Patient acquisition costs for telehealth vary by channel and how well campaigns are optimized. According to Promodo’s 2026 Healthcare Digital Marketing Benchmarks, the average cost per lead across healthcare paid search campaigns runs $53.53, while top-performing organizations reach as low as $30 through tight targeting and strong landing page performance. Telehealth providers who layer SEO and content investment alongside paid campaigns typically see blended acquisition costs decline over time, since organic channels compound in efficiency where paid channels do not. The standard benchmark for evaluating whether acquisition costs are sustainable is an LTV: CAC ratio of at least 3:1, meaning a patient whose lifetime value to the organization averages $10,000 to $20,000 justifies substantially higher acquisition investment than a single-visit model.
How do telehealth providers compete for patients against large national platforms like Teladoc and MDLive?
Regional telehealth providers should compete on specificity, not breadth. National platforms dominate general searches, but they struggle with condition-specific, location-qualified, and specialty-focused terms. Smaller providers can outrank national competitors by creating dedicated landing pages (e.g., “telehealth for anxiety in [state]”) and using targeted, long-tail Google Search campaigns. This precise approach allows smaller providers to acquire patients more efficiently and at a lower cost.
What conversion rates should telehealth landing pages achieve for first-time virtual appointments?
Well-optimized telehealth landing pages convert at 8-12%, compared to 3-5% for general service pages, according to Reactll’s telehealth SEO and conversion research. The gap between average and high-performing pages comes down to a handful of specific elements: prominent booking CTAs above the fold on both desktop and mobile, visible provider photos and bios, clear insurance and self-pay pricing information on the page itself, an explanation of what the virtual visit process looks like, and patient testimonials that address the “is this as good as in-person” concern. Pages that address these specific friction points consistently push conversion rates toward the higher end of that range.
How does HIPAA compliance affect which marketing tools telehealth providers can use?
HIPAA compliance significantly narrows the tool options available to telehealth marketers. Standard analytics platforms like Google Analytics and the Meta Pixel cannot be used on authenticated pages or in contexts where protected health information could be transmitted, because these vendors will not sign Business Associate Agreements. U.S. healthcare organizations paid over $100 million in HIPAA fines between 2023 and 2025 for pixel-tracking violations, with individual penalties reaching up to $2.1 million for willful neglect. Compliant alternatives, including Piwik PRO, Adobe Customer Journey Analytics, and Freshpaint, are available and offer BAAs, as well as healthcare-specific security features. Server-side tracking and call tracking with campaign-specific phone numbers provide attribution data without PHI exposure.

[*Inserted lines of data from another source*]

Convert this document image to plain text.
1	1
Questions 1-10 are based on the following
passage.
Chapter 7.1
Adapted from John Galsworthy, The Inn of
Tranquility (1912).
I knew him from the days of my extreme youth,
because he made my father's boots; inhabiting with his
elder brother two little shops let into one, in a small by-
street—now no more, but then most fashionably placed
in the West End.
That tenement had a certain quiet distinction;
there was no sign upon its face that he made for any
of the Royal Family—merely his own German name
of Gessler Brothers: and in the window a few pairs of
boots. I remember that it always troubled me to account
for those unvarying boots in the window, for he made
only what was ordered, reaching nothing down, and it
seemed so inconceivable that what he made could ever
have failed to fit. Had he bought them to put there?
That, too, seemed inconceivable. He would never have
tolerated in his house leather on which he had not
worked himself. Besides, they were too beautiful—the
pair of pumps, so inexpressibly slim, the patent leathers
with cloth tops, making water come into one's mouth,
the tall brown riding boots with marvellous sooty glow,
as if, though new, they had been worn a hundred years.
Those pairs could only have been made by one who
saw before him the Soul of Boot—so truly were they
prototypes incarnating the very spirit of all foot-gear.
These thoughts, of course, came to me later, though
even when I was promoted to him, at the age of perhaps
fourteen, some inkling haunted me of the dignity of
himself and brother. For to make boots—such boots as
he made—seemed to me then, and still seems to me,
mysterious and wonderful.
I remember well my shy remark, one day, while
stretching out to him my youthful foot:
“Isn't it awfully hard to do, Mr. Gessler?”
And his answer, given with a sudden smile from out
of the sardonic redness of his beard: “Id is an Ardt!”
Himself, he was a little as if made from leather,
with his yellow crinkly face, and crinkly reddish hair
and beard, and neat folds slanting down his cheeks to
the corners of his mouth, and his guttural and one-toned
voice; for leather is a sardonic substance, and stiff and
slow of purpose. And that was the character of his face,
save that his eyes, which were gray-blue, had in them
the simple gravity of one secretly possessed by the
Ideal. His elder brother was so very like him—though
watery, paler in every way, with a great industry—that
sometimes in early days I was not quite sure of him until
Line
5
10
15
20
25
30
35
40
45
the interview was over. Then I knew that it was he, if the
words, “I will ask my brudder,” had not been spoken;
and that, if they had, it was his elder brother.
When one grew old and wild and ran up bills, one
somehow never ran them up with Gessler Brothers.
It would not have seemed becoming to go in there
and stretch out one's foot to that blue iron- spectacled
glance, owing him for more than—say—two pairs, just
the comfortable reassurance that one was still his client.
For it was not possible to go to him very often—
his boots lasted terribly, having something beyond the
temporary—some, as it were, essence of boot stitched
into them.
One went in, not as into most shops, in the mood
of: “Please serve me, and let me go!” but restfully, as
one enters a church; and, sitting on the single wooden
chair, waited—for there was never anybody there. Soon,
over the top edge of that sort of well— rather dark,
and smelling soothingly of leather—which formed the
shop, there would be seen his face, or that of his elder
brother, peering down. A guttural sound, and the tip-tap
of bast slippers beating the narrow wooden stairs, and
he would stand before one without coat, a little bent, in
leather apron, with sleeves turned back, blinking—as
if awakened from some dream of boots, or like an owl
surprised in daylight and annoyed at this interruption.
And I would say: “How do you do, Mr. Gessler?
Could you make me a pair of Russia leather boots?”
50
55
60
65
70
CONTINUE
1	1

How long does it take to see results from a telehealth marketing strategy?
Timeline varies by channel. Paid search campaigns can generate patient volume within days of launch, but performance requires ongoing optimization, bid management, creative testing, and landing page iteration to remain efficient as competition increases. SEO and content infrastructure typically takes four to six months to generate meaningful organic traffic, with significant compounding growth after the first year as domain authority builds and content ranks across an expanding set of condition-specific and state-specific queries. Most telehealth platforms see initial traffic improvements within 8 to 12 weeks, with significant patient acquisition results appearing within 4 to 6 months of consistent implementation. The providers who see the strongest long-term results invest in both channels simultaneously, using paid search to drive near-term volume while organic infrastructure builds into a lower-cost, compounding patient acquisition channel over time.